What Every Lawyer Should Know about Estate Planning
by Jacqueline Real-Salas
(County Bar Update, April 2006, Vol. 26, No. 4)


What Every Lawyer Should Know about Estate Planning


By Jacqueline Real-Salas, a partner with Calleton Merritt De Francisco & Real-Salas, LLP in Pasadena, where she practices in the areas of estate planning, trust administration, probate, and conservatorships. In addition to her J.D. degree, she holds an LL.M. in Taxation. The views expressed are her own.


1. Identify the client, and address potential conflicts of interest.
Oftentimes, estate planning lawyers are asked to represent married couples, domestic partners, friends, or relatives, whose interests are not always aligned. Although this is usually more efficient and less expensive than retaining separate counsel, for the lawyer the dual representation means conflicts lurk in the background. Therefore, before undertaking representation of such individuals, the lawyer must explain the existing and potential conflicts and must obtain each individual’s written consent to the dual representation. (Cal. Rules of Prof’l Conduct R. 3-310.) Further, the lawyer should advise these individuals of their right to separate counsel and should encourage them to seek independent advice prior to undertaking the representation.


Examples of conflicts include but are not limited to the lawyer’s inability to keep secrets among the clients, to take actions adverse to one of the clients, and to continue to represent either of them if a dispute arises. A conflict also may arise when the person who initially contacts the lawyer is not the client but rather a potential beneficiary of the client’s estate. In this scenario, the lawyer should ask to meet with the client alone and should explain that the presence of a third party may result in the loss of the attorney-client privilege. Further, the lawyer should obtain the client’s written consent to have the third party present during discussions and to share confidential information with the third party as the representation moves forward.


2. One size does not fit all.
Take the time to explain all applicable planning alternatives and their respective consequences. Many clients do not need and do not want to incur the expense of an intricate plan. Consider low-cost options such as transfers at death by operation of law, a simple will, durable power of attorney for asset management, and an advance health care directive. For each alternative, discuss the income, gift, and estate tax consequences for the client, the beneficiaries, and, if applicable, the trustee. Also explain the cost and delay of a probate proceeding, exposure to creditors, and any property tax reassessment issues involved.


3. Evaluate whether tax planning is necessary.
Planning around the uncertainties of the Economic Growth and Tax Relief Reconciliation Act of 2001 is quite challenging. Many estate planners resort to the use of “trust protectors” to add flexibility to their plans. Until further legislation is passed, give special consideration to allocation formulas, valuation discounts, GST trusts, and the timing for lifetime gifts. For clients with a high net worth, evaluate the tax benefits of a gifting plan, an irrevocable life insurance trust, a qualified personal residence trust, and other tax planning devices.


A lawyer who is not experienced in tax planning should not undertake to do this type of work alone.
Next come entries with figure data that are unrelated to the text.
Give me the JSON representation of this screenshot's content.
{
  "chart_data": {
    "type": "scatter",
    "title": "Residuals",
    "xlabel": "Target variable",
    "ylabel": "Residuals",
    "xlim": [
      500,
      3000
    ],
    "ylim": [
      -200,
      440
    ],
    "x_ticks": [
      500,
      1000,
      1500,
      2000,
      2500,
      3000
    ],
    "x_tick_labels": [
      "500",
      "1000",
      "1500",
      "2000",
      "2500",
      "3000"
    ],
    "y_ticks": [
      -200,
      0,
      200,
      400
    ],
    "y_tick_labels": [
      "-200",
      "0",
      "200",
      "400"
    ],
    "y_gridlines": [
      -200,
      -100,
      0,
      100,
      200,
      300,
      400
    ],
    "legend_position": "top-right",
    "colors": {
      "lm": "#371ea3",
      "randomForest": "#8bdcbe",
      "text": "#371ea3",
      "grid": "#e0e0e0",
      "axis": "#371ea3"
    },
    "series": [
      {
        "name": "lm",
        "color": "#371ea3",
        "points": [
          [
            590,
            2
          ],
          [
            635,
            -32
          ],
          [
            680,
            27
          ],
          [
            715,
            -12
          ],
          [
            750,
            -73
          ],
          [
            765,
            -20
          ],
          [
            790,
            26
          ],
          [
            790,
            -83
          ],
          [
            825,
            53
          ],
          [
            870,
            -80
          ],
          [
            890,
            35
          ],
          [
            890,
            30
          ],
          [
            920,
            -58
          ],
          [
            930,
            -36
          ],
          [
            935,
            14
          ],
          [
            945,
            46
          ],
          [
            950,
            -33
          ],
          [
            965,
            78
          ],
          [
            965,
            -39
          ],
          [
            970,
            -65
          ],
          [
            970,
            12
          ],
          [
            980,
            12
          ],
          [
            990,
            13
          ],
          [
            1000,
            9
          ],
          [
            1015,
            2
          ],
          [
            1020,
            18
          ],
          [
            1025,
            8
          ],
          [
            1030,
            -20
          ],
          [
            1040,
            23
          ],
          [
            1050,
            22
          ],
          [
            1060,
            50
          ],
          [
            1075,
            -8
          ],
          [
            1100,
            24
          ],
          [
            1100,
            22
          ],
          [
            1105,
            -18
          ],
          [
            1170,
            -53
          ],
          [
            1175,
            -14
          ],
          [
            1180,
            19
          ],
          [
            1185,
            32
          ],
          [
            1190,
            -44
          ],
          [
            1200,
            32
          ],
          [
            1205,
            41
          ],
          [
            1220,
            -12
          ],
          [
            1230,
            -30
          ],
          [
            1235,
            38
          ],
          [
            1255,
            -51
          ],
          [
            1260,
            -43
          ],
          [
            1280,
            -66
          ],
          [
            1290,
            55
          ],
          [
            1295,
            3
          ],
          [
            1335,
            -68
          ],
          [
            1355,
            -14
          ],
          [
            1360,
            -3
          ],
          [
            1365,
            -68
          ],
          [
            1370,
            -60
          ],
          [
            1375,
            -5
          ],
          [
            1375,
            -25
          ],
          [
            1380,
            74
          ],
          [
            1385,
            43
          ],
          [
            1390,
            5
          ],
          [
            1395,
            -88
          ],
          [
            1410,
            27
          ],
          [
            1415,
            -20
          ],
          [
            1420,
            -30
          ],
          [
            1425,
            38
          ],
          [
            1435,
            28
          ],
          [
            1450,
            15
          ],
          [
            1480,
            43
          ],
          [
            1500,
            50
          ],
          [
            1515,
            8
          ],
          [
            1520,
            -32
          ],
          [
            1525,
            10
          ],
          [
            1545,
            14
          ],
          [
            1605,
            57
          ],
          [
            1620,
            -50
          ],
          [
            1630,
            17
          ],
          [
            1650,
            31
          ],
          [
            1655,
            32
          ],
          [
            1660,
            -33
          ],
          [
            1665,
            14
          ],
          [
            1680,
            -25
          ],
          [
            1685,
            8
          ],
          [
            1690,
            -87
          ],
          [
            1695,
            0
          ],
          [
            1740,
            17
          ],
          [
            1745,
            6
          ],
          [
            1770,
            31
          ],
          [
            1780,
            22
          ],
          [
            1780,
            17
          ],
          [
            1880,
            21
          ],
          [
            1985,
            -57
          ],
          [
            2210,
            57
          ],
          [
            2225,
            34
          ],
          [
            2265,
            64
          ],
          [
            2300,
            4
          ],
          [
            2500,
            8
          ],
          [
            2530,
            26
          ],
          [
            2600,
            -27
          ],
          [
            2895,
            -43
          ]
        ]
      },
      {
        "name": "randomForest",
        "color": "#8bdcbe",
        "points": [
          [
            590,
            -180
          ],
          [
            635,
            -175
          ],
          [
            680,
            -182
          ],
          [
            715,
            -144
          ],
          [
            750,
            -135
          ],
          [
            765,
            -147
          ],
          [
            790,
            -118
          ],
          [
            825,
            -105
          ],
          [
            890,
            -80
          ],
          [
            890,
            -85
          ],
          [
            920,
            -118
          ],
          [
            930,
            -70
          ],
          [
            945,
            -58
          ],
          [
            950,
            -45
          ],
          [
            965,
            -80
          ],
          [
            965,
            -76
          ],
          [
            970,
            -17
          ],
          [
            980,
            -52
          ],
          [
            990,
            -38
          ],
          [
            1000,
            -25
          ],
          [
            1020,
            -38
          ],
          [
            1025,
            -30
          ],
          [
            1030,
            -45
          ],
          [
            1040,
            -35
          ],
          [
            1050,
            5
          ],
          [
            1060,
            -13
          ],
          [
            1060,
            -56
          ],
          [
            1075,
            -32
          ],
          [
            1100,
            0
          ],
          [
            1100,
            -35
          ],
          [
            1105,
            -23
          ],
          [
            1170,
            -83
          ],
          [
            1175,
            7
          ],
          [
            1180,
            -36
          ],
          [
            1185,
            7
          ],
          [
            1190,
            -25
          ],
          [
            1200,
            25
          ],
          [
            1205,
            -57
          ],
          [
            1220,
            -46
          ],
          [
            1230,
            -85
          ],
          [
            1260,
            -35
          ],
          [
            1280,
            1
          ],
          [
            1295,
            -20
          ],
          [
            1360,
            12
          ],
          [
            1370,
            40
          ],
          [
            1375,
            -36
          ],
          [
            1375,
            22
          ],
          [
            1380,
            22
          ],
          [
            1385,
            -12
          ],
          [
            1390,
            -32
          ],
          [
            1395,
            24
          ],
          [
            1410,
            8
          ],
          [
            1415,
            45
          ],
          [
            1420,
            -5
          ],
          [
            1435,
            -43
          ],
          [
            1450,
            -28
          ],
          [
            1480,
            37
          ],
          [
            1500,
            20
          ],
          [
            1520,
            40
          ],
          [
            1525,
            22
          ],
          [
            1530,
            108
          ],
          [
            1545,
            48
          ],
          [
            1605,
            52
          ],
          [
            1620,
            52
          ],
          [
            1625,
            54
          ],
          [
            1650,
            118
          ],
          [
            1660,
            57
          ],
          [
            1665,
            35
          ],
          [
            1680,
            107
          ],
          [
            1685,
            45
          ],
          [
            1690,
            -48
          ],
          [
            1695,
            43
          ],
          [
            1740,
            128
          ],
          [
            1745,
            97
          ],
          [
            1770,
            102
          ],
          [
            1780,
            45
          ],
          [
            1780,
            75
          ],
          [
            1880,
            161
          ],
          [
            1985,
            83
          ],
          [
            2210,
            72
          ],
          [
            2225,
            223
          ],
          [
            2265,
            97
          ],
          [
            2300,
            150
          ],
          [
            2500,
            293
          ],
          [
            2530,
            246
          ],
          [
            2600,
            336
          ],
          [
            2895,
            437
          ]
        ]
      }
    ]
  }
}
Instead, the lawyer should associate knowledgeable counsel or should refer the matter to a lawyer qualified to do this type of complex planning. Many seasoned attorneys are willing to provide advice to other lawyers at their hourly rate. Some kind souls are willing to mentor inexperienced lawyers. Additionally, the Los Angeles County Bar Association’s Trusts and Estates Section has a useful online forum where members of the section can post questions and seek the association of knowledgeable counsel. (Section members are automatic members of the forum.)


4. Avoid problems down the road.
If the estate plan is particularly vulnerable to challenge by a disgruntled relative (i.e., distribution does not follow the intestacy statutes), take extra steps to document the client’s capacity and the lack of undue influence at the time the plan is executed. This is best accomplished by obtaining a doctor’s declaration and affidavits from disinterested persons who know the client and are willing to attest to capacity. Other challenges may surface from the characterization of assets as community or separate property, particularly when clients have been married more than once and/or have children from prior relationships. Keep explicit notes in the file, and thoroughly document sensitive issues. Additionally, consider having extra witnesses present during the signing. This will improve the chances that a witness will be around if the plan is challenged.


5. Establish who is responsible for follow-up.
Retainer agreements should specify who is responsible for titling assets to carry out the purposes of the estate plan. It is a better practice to prepare all documents relating to asset transfers and to ensure they are recorded or filed as appropriate. Advise the client of the potential consequences of transferring assets to carry out the plan, particularly regarding business interests, real property, and retirement funds. After executing the estate plan, provide the client with a memorandum explaining how to keep the plan in place. The memorandum should include instructions on how to take title to assets, deal with financial institutions, use trust assets as collateral, update any schedules of assets, and file tax returns. It also should caution the client against revising the documents without following the original formalities. Finally, call to the client’s attention the fact that the estate plan was prepared based on current law and circumstances and that it is the client’s responsibility to contact the lawyer from time to time to evaluate whether changes in the law or the client’s circumstances require updating the estate planning documents.